Ce sont des chiffres qui font tourner les têtes. Et les centaines de têtes présentes ce jeudi matin à la Scena de Montréal pour assister au dévoilement de la SQRI ², autrement dit de la nouvelle Stratégie québécoise de la recherche, et d’investissement en innovation (ce qui explique le “i” au carré), étaient emplies de beaucoup d’attentes devant une telle valse de milliards.

Il faut dire que la première version de la SQRI, lancée il y a 5 ans au prix là encore de quelques milliards déjà investis et consommés, n’a pas comblé toutes les attentes du milieu. Loin s’en faut.   

Une logique de rupture

C’est sans doute la raison pour laquelle cette nouvelle SQRI ² s’inscrit d’emblée dans une logique de “rupture avec le passé”. C’est du moins ainsi qu’elle a été présentée. 

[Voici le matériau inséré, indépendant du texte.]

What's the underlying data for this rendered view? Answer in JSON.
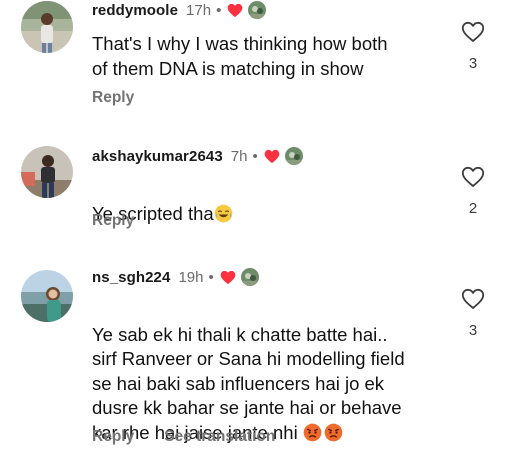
{
  "comments": [
    {
      "username": "reddymoole",
      "time": "17h",
      "dot": "•",
      "text": "That's I why I was thinking how both\nof them DNA is matching in show",
      "likes": "3",
      "reply_label": "Reply"
    },
    {
      "username": "akshaykumar2643",
      "time": "7h",
      "dot": "•",
      "text": "Ye scripted tha",
      "emoji": "😂",
      "likes": "2",
      "reply_label": "Reply"
    },
    {
      "username": "ns_sgh224",
      "time": "19h",
      "dot": "•",
      "text": "Ye sab ek hi thali k chatte batte hai..\nsirf Ranveer or Sana hi modelling field\nse hai baki sab influencers hai jo ek\ndusre kk bahar se jante hai or behave\nkar rhe hai jaise jante nhi ",
      "emoji": "😡😡",
      "likes": "3",
      "reply_label": "Reply",
      "translate_label": "See translation"
    }
  ],
  "icons": {
    "creator_heart": "heart-filled-icon",
    "like": "heart-outline-icon",
    "emoji_laugh": "face-with-tears-of-joy-emoji",
    "emoji_angry": "angry-face-emoji"
  },
  "colors": {
    "heart_red": "#ff3040",
    "secondary_text": "#737373"
  }
}
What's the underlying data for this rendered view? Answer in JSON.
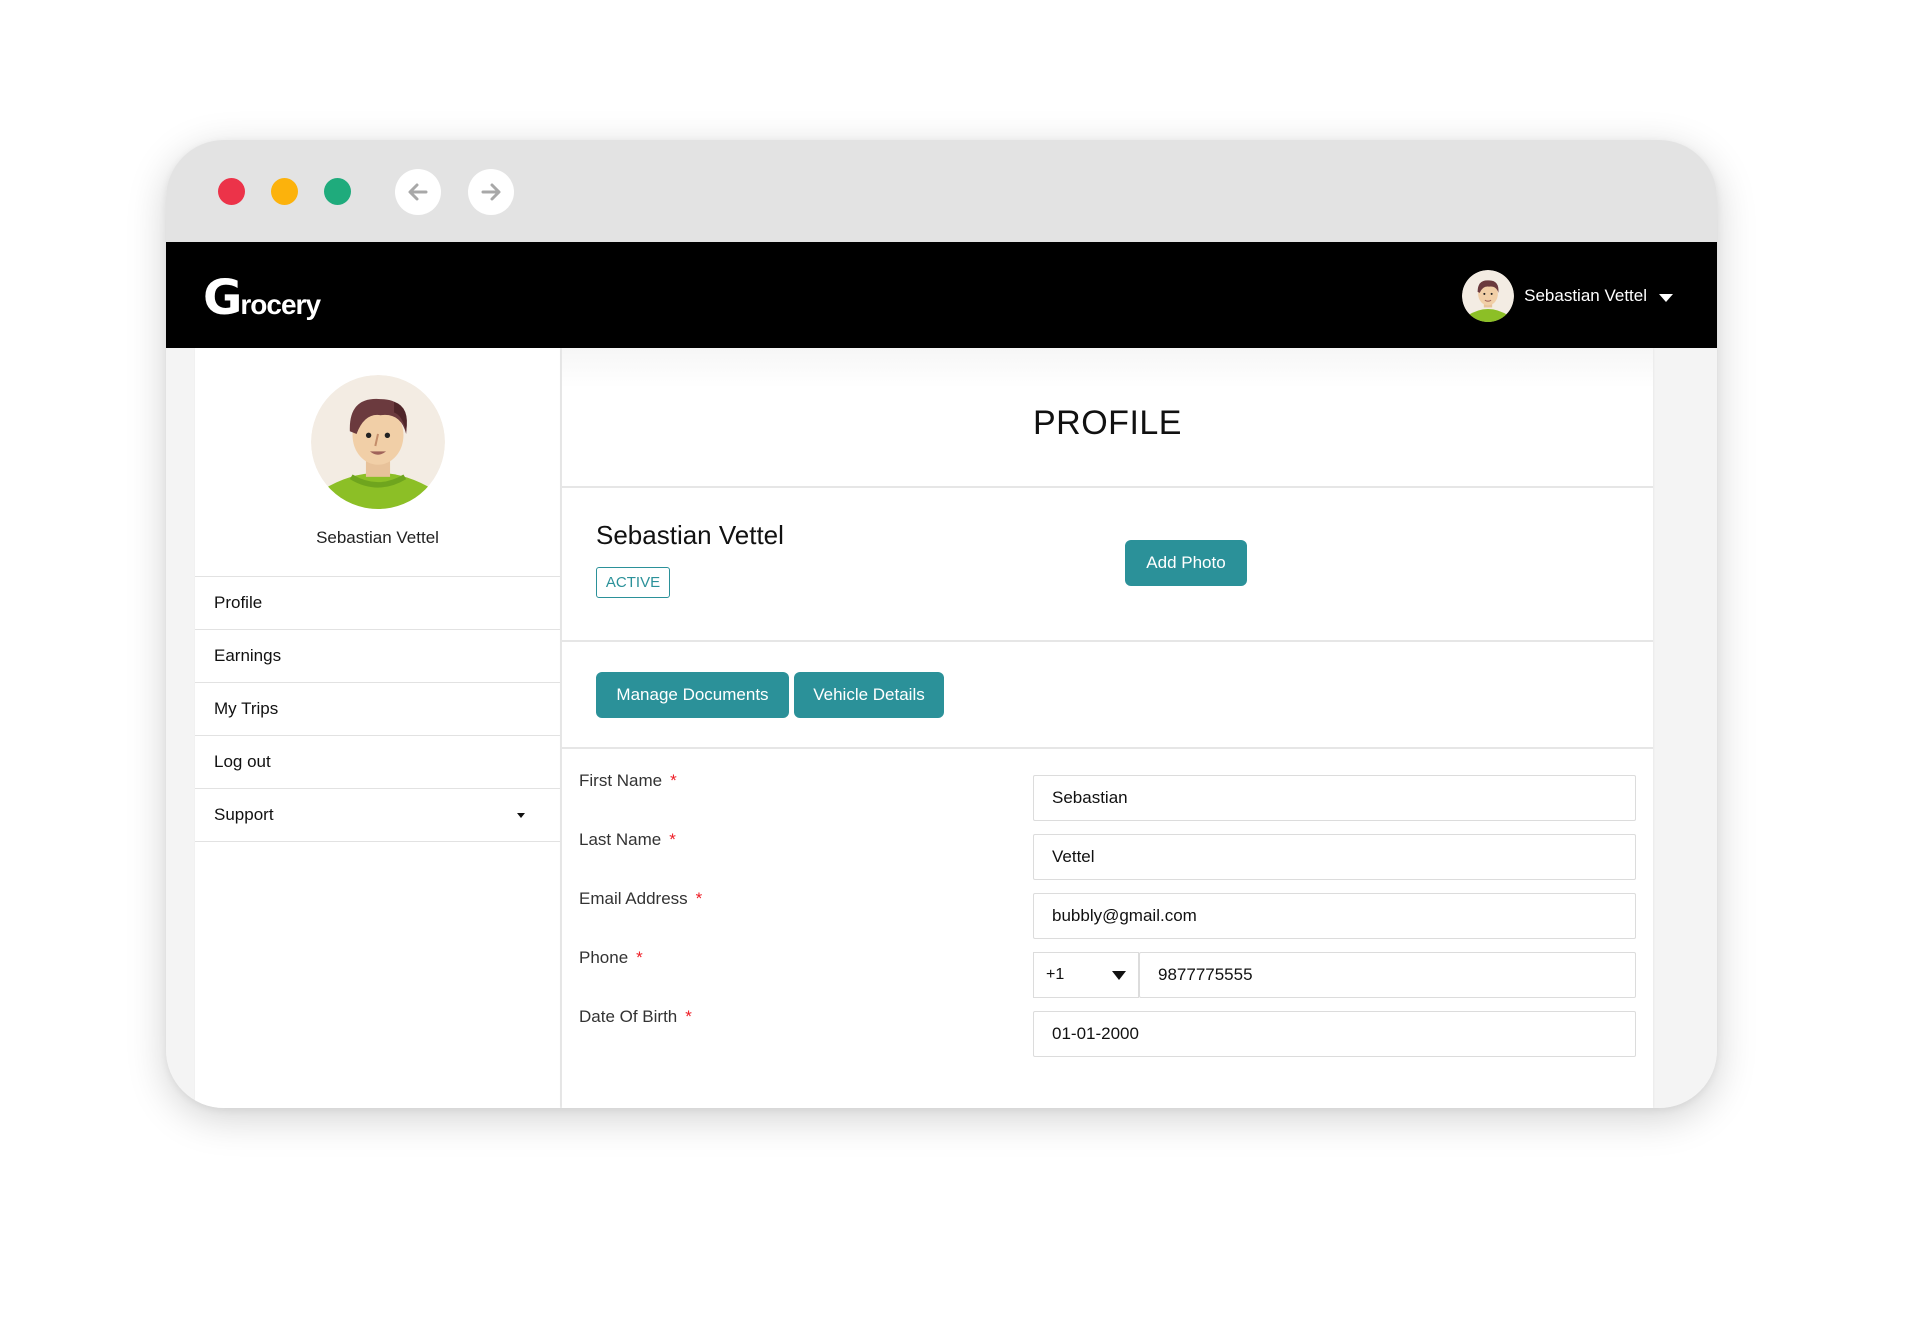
{
  "browser": {
    "traffic_lights": [
      {
        "name": "close",
        "color": "#ec3349"
      },
      {
        "name": "minimize",
        "color": "#fcb20c"
      },
      {
        "name": "maximize",
        "color": "#1fab7c"
      }
    ],
    "back_icon": "arrow-left-icon",
    "forward_icon": "arrow-right-icon"
  },
  "header": {
    "logo_initial": "G",
    "logo_rest": "rocery",
    "user_name": "Sebastian Vettel",
    "user_menu_icon": "caret-down-icon"
  },
  "sidebar": {
    "user_name": "Sebastian Vettel",
    "items": [
      {
        "label": "Profile"
      },
      {
        "label": "Earnings"
      },
      {
        "label": "My Trips"
      },
      {
        "label": "Log out"
      },
      {
        "label": "Support",
        "has_dropdown": true
      }
    ]
  },
  "main": {
    "title": "PROFILE",
    "profile_name": "Sebastian Vettel",
    "status_badge": "ACTIVE",
    "add_photo_label": "Add Photo",
    "manage_documents_label": "Manage Documents",
    "vehicle_details_label": "Vehicle Details",
    "form": {
      "first_name": {
        "label": "First Name",
        "required_mark": "*",
        "value": "Sebastian"
      },
      "last_name": {
        "label": "Last Name",
        "required_mark": "*",
        "value": "Vettel"
      },
      "email": {
        "label": "Email Address",
        "required_mark": "*",
        "value": "bubbly@gmail.com"
      },
      "phone": {
        "label": "Phone",
        "required_mark": "*",
        "country_code": "+1",
        "value": "9877775555"
      },
      "dob": {
        "label": "Date Of Birth",
        "required_mark": "*",
        "value": "01-01-2000"
      }
    }
  },
  "colors": {
    "accent": "#2b9199",
    "header_bg": "#000000",
    "chrome_bg": "#e3e3e3",
    "required": "#ee1c25"
  }
}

Rupture dans doute avec le bilan décevant de la maigre création de start-ups dans notre province (nous sommes celle au Canada qui en produit le moins). Rupture certainement aussi avec le degré trop bas de recherche privée en entreprise (le Québec est classé 24ème au sein de l’OCDE sur ce plan). Rupture possiblement avec le faible taux d’adoption de l’innovation, et en particulier de l’IA, dans la majeure partie des organisations et des secteurs d’activité. Rupture enfin avec un taux de formation, d’attractivité et de rétention de talents encore trop bas pour nous hisser réellement au rang de “start-up nation“.

Le retard accumulé n’est pas dramatique, mais il sonne suffisamment le rappel des troupes pour accélérer le mouvement. 

Accélérer le mouvement

Il faut accélérer, donc pour passer des idées au marché. “Innover en innovation”, comme osait même l’affirmer ce matin le ministre de l’Economie et de l’Innovation, Pierre Fitzgibbon. Ainsi l’idée de rajouter le volet investissement au volet recherche et innovation est une maudite bonne idée. Nous étions sans doute plusieurs à nous dire dans la salle : “mais pourquoi cela n’a-t-il pas été pensé plus tôt ?”.

« Alors que la défiance envers la science, les chercheurs et l’innovation en général ne font qu’augmenter depuis des années, il faut plus que jamais des outils pour regagner la confiance du public et des utilisateurs. » – Philippe Régnoux, Directeur de publication CScience IA

Mieux vaut tard que jamais pour aller chercher des gains de productivité supplémentaires et réduire de moitié l’écart accumulé en la matière avec notre voisin ontarien. C’est en tout cas le but affiché de la manoeuvre.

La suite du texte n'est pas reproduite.